Celebrating the 50th Anniversary of the first Exhibition staged by

The Society of Caddy Spoon Collectors

While tea was popular in China as long ago as the 7th century A.D. it was to take another 1000 years before it started to arrive at great expense for rich European connoisseurs. It was kept under lock and key in a box known as a Caddy, a name derived fro the Malay ‘Kati’.

Although other tea paraphernalia existed, it was not until the 1770s that a purpose made utensil was devised to transport tea from the caddy to the teapot.

This Exhibition traces the development of these beautiful and collectable objects from their introduction in the 1770s to the present day. The wide range of designs and materials used will be displayed and it is intended that examples that are widely available to the collector are accompanied by some rare specimens.

The majority of the spoons shown will be made of silver – sometimes embellished with gilding, enamel, niello and plique a jour decoration. Others will be Old Sheffield Plate and other plated pieces. Examples in porcelain, gold, ivory, pottery, glass, treen, mother of pearl, tortoiseshell and other materials will also be on display.

This is a collectable field and the attractions of a spoon may be a reflection of its beauty and/or rarity. Thus a plain spoon by a Scottish provincial maker will be highly desirable.

While the majority of the spoons shown will be British, befitting our tea drinking heritage, other countries in Europe and beyond will be represented.

The evolution of styles and shape will be indicated, from the early shell bowl forms utilising Oriental influences, through designs mirroring the flatware designs and fashions of the day. Fanciful shapes, such as the Eagle’s Wing and Jockey Cap can be observed.

Famous silversmiths and craftsmen of each period, devoted time and energy to the production of these small objects. As the 20th century loomed, caddy spoon design followed the Artistic Movements of the period from Art Nouveau to Arts & Crafts and Art Deco. Famous names like Omar Ramsden, Liberty, A.E.Jones and H.G. Murphy all designed spoons in Britain, while Georg Jensen (Denmark) and David Andersen (Norway) were famed on the continent. In the U.S.A. Tiffany and Gorham produced a stream of high quality spoons.

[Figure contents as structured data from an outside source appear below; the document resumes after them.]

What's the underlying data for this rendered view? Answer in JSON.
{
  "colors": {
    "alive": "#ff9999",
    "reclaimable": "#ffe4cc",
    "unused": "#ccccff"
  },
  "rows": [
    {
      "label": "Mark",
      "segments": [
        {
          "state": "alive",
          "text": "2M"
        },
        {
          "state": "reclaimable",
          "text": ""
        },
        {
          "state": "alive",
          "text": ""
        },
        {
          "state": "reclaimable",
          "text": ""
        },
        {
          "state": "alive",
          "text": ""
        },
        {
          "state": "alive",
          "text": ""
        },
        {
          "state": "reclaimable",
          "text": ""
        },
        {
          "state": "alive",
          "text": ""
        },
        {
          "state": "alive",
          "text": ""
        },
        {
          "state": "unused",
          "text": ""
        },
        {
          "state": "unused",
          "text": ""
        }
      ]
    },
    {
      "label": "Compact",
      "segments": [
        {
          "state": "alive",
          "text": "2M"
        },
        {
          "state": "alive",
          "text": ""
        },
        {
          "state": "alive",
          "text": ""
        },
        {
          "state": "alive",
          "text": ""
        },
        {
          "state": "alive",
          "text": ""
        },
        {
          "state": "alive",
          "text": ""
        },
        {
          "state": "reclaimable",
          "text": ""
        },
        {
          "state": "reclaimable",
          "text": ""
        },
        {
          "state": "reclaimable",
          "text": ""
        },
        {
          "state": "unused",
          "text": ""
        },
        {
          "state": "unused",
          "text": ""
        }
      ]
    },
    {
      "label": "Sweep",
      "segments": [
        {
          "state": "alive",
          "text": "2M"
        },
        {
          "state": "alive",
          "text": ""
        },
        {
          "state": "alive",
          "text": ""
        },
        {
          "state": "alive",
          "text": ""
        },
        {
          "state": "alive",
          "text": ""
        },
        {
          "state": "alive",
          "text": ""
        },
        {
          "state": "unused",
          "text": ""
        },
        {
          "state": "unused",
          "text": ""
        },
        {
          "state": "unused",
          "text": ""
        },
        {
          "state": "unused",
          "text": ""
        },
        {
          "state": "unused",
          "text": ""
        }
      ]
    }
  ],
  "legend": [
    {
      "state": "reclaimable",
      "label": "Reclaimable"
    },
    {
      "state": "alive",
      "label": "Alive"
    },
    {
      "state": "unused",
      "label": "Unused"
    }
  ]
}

Traditional forms of caddy spoons continued to be made and regional differences are exampled by decorative pre-Revolution spoons from Russia.

In the post-war years caddy spoons continued to attract attention from silversmiths, sometimes for commemorative purposes. Thus fine work can be observed from Stuart Devlin, Alex Styles and Gerald Benney, among others. The Society of Caddy Spoon Collectors has commissioned several spoons during the last 40 years, the most recent designed by Malcolm Appleby and enamelled by Jane Short.

Today there is ample evidence that the art of the designer-silversmith is flourishing. The fact that many of us now use tea bags and the utilitarian function of the caddy spoon has decreased, has not led to its demise. The caddy spoon remains a delightful, small expression of craftsmanship and inventiveness. Examples by contemporary silversmiths will be on view.

Research is ongoing, and some examples of attribution and re-attribution of makers since our first exhibition in 1965 will be shown.